One dead Jap wasn’t enough for Adm. ‘Terrible’ Turner

Officer who returned body of ambassador to U.S. sees many more
By Boyd Lewis, United Press staff writer

Dogfight around steeple wakes little German town

One Nazi plane crashes in street, five others fall in battle 50 feet overhead
By Douglas Werner, United Press staff writer

Joan weary of being clown, she wants to be ‘character’

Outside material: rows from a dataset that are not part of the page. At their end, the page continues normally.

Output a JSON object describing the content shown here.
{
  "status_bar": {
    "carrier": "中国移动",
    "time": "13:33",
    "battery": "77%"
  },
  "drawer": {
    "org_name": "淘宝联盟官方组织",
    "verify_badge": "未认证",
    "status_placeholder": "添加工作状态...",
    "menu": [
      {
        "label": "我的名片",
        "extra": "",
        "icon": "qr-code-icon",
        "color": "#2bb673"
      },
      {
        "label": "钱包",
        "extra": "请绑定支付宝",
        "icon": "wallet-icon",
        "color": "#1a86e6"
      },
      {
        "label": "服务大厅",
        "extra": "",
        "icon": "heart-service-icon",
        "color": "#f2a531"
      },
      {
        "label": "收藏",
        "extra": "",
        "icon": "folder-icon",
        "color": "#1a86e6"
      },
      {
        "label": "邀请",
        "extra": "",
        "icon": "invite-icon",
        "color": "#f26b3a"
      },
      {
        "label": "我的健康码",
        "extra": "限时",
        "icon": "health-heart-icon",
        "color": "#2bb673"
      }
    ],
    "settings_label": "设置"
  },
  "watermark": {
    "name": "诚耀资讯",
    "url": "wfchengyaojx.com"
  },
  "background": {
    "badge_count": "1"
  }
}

Miss Davis, queen of comedy, pleads for chance to be given a ‘situation’ in her pictures – tires of doing meaningless slapstick stuff

Irving Berlin: British like U.S. slang, gags, tunes

Ernie Pyle V Norman

Roving Reporter

By Ernie Pyle

In Italy – (by wireless)
At long last our company was really underway on its night movement up into the line. It was just past midnight, and very black. The trail was never straight. It went up and down, across streams, and almost constantly around trees.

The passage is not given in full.